A credit freeze will not prevent a criminal from gaining access to your existing accounts. Litan continues, “Armed with stolen, up-to-date PII [Personally Identifiable Information] data, criminals can more easily impersonate their target victim in order to get into their account.” She states that you should be most worried about “financial account takeover, phone takeover (used to get access to financial accounts), tax refund fraud, Social Security and other government benefit fraud, ransomware on your computer, and social engineering by fraudsters or nation-states who want to get to you or someone you are connected to.”
How to protect yourself (hint: the answer isn’t a credit freeze)
Linza wryly describes how a credit freeze on her file would be worth 30 extra seconds of sleep a night. Instead, she recommends monitoring your financial accounts closely so that you can report a crime quickly improve your chances of getting a refund. She’s also highly suspect of emails and phone calls from unrecognized senders or callers.

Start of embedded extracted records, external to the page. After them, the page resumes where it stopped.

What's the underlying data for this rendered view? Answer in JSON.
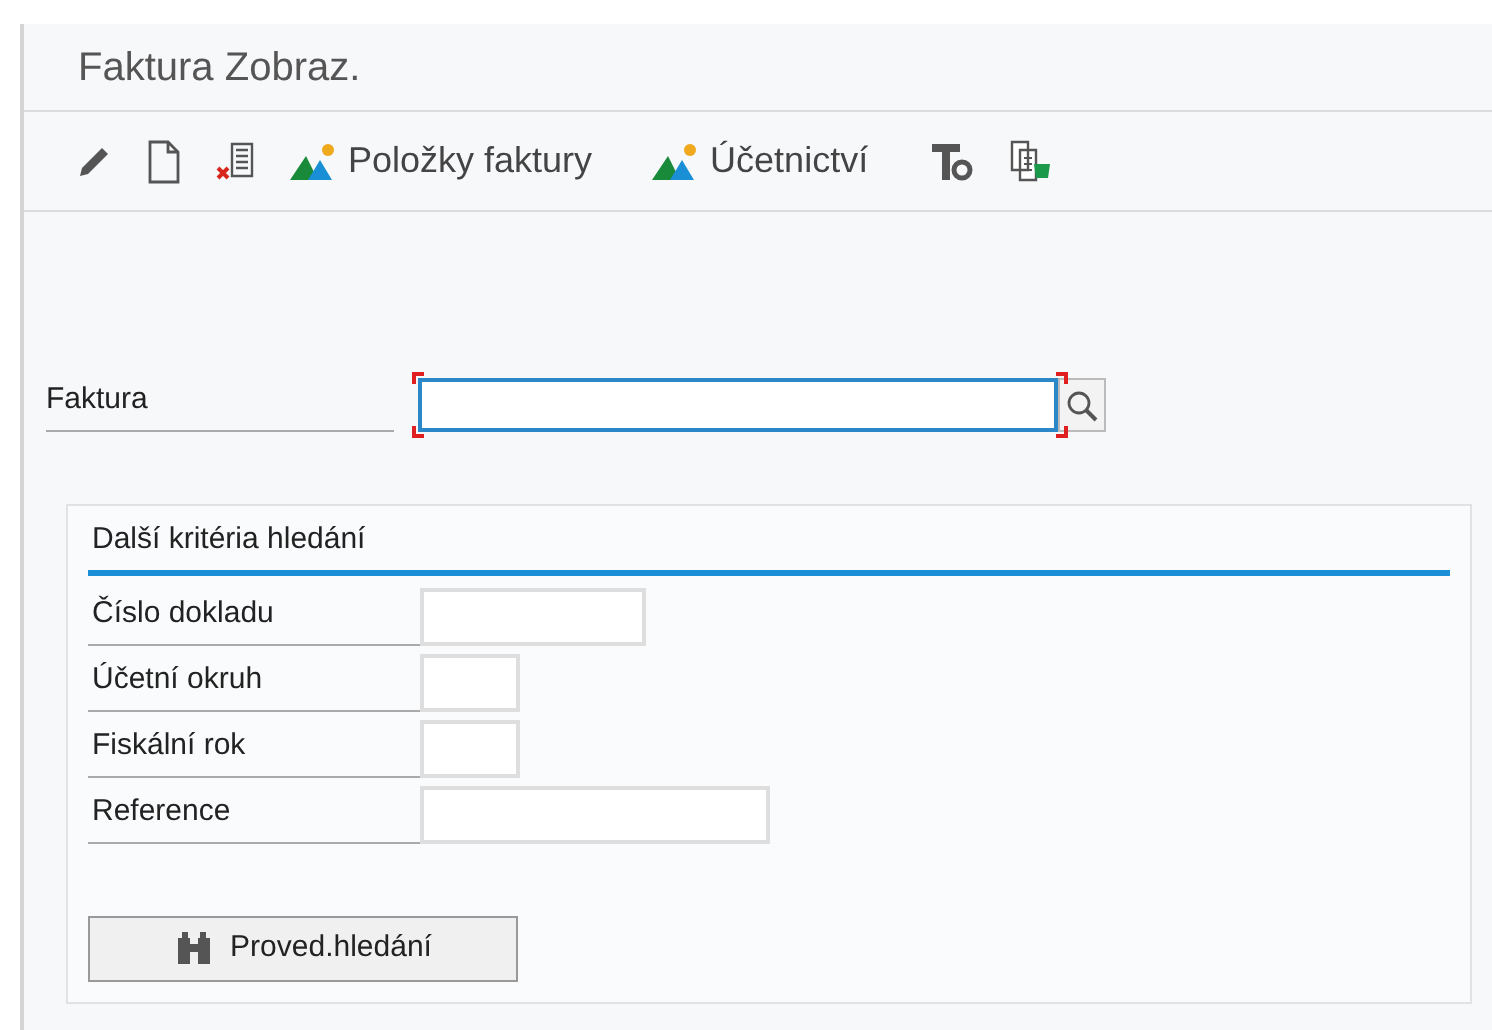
{
  "window": {
    "title": "Faktura Zobraz."
  },
  "toolbar": [
    {
      "kind": "pencil"
    },
    {
      "kind": "page"
    },
    {
      "kind": "delete"
    },
    {
      "kind": "mountain",
      "label": "Položky faktury"
    },
    {
      "kind": "mountain",
      "label": "Účetnictví"
    },
    {
      "kind": "tools"
    },
    {
      "kind": "copy"
    }
  ],
  "main_field": {
    "label": "Faktura",
    "required": true
  },
  "search_group": {
    "title": "Další kritéria hledání",
    "fields": [
      {
        "label": "Číslo dokladu",
        "kind": "medium"
      },
      {
        "label": "Účetní okruh",
        "kind": "short"
      },
      {
        "label": "Fiskální rok",
        "kind": "short"
      },
      {
        "label": "Reference",
        "kind": "long"
      }
    ],
    "button": {
      "label": "Proved.hledání"
    }
  }
}
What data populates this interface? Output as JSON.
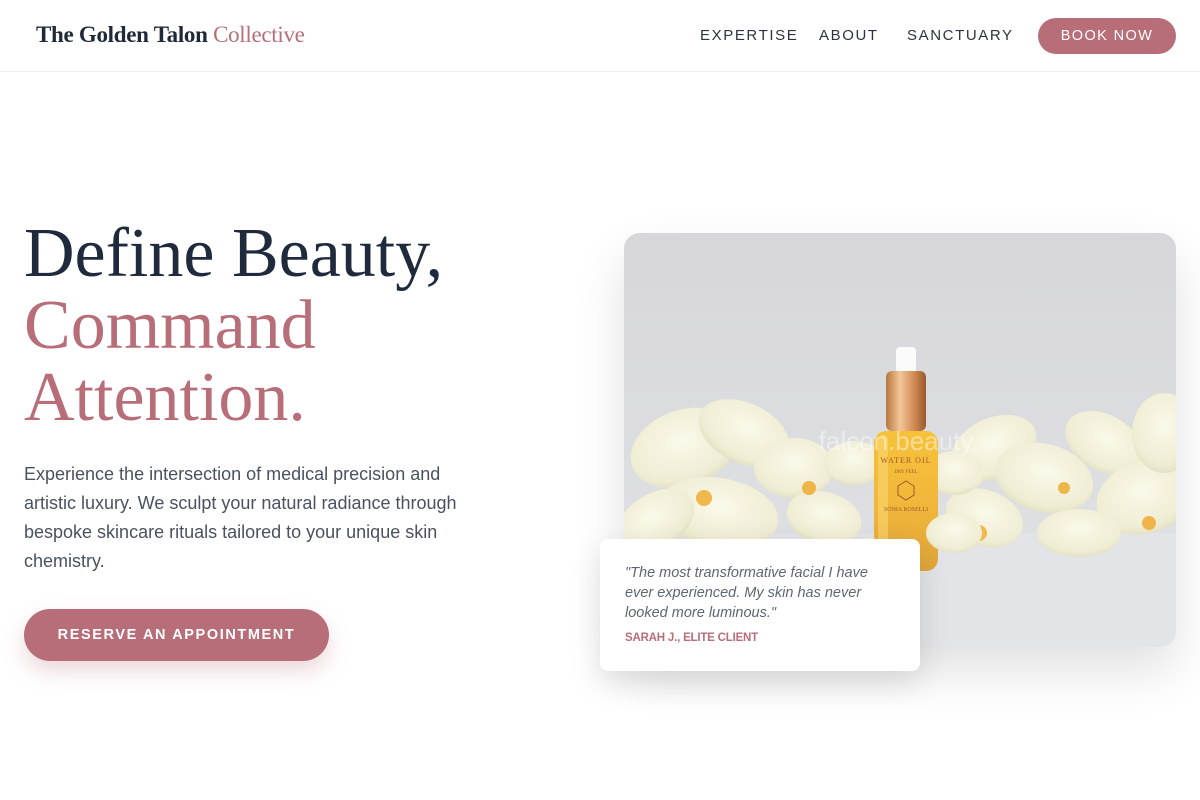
{
  "nav": {
    "logo_main": "The Golden Talon",
    "logo_accent": "Collective",
    "links": [
      "EXPERTISE",
      "ABOUT",
      "SANCTUARY"
    ],
    "cta_label": "BOOK NOW"
  },
  "hero": {
    "headline_line1": "Define Beauty,",
    "headline_line2": "Command",
    "headline_line3": "Attention.",
    "description": "Experience the intersection of medical precision and artistic luxury. We sculpt your natural radiance through bespoke skincare rituals tailored to your unique skin chemistry.",
    "cta_label": "RESERVE AN APPOINTMENT"
  },
  "product_image": {
    "bottle_label_top": "WATER OIL",
    "bottle_label_sub": "DRY FEEL",
    "bottle_brand": "SONIA ROSELLI",
    "watermark": "falcon.beauty"
  },
  "testimonial": {
    "quote": "\"The most transformative facial I have ever experienced. My skin has never looked more luminous.\"",
    "author": "SARAH J., ELITE CLIENT"
  },
  "colors": {
    "accent": "#b76e79",
    "heading": "#1f2a3c",
    "body_text": "#4a5160"
  }
}
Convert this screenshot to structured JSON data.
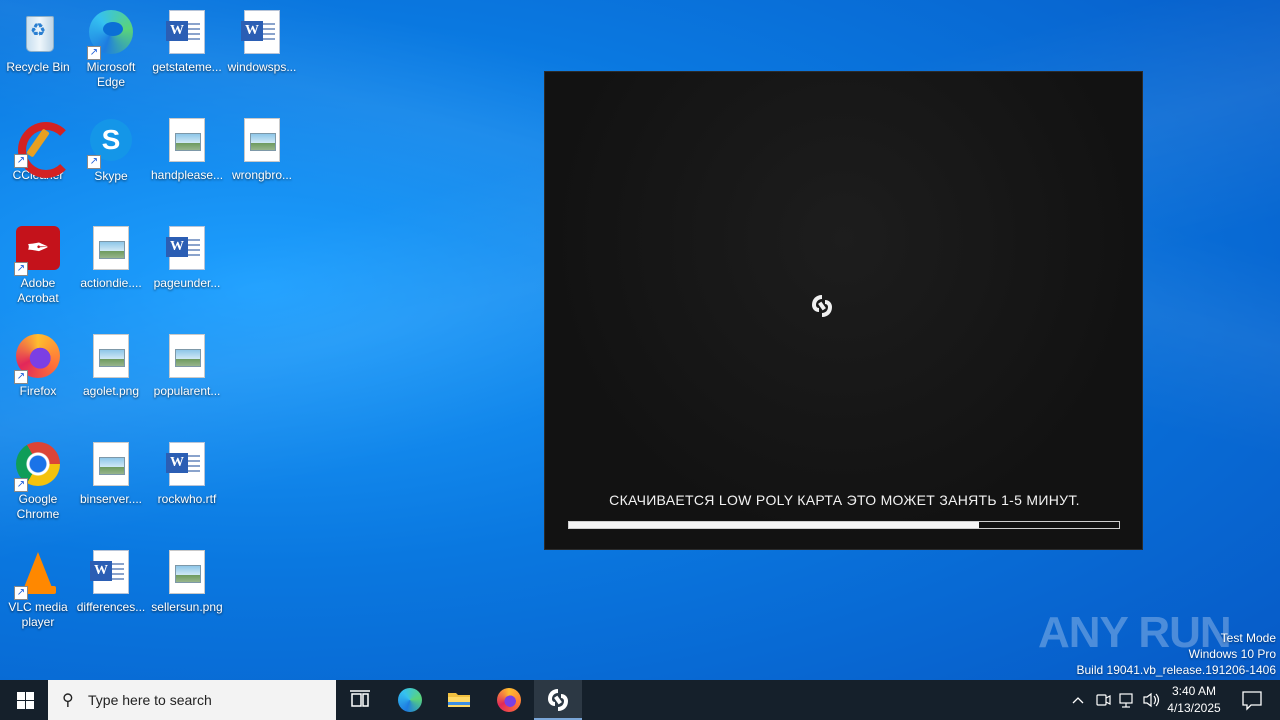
{
  "desktop": {
    "icons": [
      {
        "label": "Recycle Bin",
        "kind": "recycle-bin-icon"
      },
      {
        "label": "Microsoft Edge",
        "kind": "edge-icon"
      },
      {
        "label": "getstateme...",
        "kind": "word-document-icon"
      },
      {
        "label": "windowsps...",
        "kind": "word-document-icon"
      },
      {
        "label": "CCleaner",
        "kind": "ccleaner-icon"
      },
      {
        "label": "Skype",
        "kind": "skype-icon"
      },
      {
        "label": "handplease...",
        "kind": "image-file-icon"
      },
      {
        "label": "wrongbro...",
        "kind": "image-file-icon"
      },
      {
        "label": "Adobe Acrobat",
        "kind": "acrobat-icon"
      },
      {
        "label": "actiondie....",
        "kind": "image-file-icon"
      },
      {
        "label": "pageunder...",
        "kind": "word-document-icon"
      },
      {
        "label": "Firefox",
        "kind": "firefox-icon"
      },
      {
        "label": "agolet.png",
        "kind": "image-file-icon"
      },
      {
        "label": "popularent...",
        "kind": "image-file-icon"
      },
      {
        "label": "Google Chrome",
        "kind": "chrome-icon"
      },
      {
        "label": "binserver....",
        "kind": "image-file-icon"
      },
      {
        "label": "rockwho.rtf",
        "kind": "word-document-icon"
      },
      {
        "label": "VLC media player",
        "kind": "vlc-icon"
      },
      {
        "label": "differences...",
        "kind": "word-document-icon"
      },
      {
        "label": "sellersun.png",
        "kind": "image-file-icon"
      }
    ]
  },
  "loader": {
    "message": "СКАЧИВАЕТСЯ LOW POLY КАРТА ЭТО МОЖЕТ ЗАНЯТЬ 1-5 МИНУТ.",
    "progress": 0.745,
    "logo": "app-logo-icon"
  },
  "watermark": {
    "text": "ANY RUN"
  },
  "sysinfo": {
    "line1": "Test Mode",
    "line2": "Windows 10 Pro",
    "line3": "Build 19041.vb_release.191206-1406"
  },
  "taskbar": {
    "search_placeholder": "Type here to search",
    "time": "3:40 AM",
    "date": "4/13/2025",
    "apps": [
      "task-view-icon",
      "edge-icon",
      "file-explorer-icon",
      "firefox-icon",
      "app-logo-icon"
    ]
  },
  "colors": {
    "accent": "#0a78e0",
    "taskbar": "#15202b",
    "loader_bg": "#121212"
  }
}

- Hang up on suspicious callers, and call the organization yourself. Let’s say you receive a phone call, and the caller claims to be from the IRS. Don’t provide any of your personally identifiable information like your SSN or address. Instead, ask for the caller’s name and a general description of the issue, and then call the IRS’ hotline directly to verify there really is an issue.
- Review all of your financial transactions on a regular basis (at least weekly) to identify suspicious activity. Set up an account on Mint.com or YNAB (You Need a Budget) to view all of your accounts in one place.
- Use a credit card instead of a debit card. Credit card fraud is far simpler to repair than debit card fraud. In the former, you haven’t lost any money; you simply report the fraud and get a credit on your statement. In the latter, your checking account is immediately hit, which could lead to a cascade of financial headaches, such as bounced checks, and large credit card debt if you don’t have an emergency savings account.
Final notes: avoid Equifax’s special site
To add insult to injury, the special Equifax site for setting up credit monitoring, equifaxsecurity2017.com, is also vulnerable to hackers. Instead, Equifax will physically mail notifications to everyone who was exposed in the breach, so you don’t have to use their flawed site to see if you were impacted.
Although there are potential headaches associated with freezing/unfreezing/refreezing your credit file, go ahead and set up credit freezes if you gives you peace of mind. I would rather subscribe to a credit and identity monitoring service like MyIDCare, which was provided for free to victims of the OPM breach. If you have children, I’d enroll the entire family in credit and identity monitoring; children’s identities can be stolen as well, and a service like MyIDCare’s Family Plan will allow you to enroll the entire family unit for one monthly fee.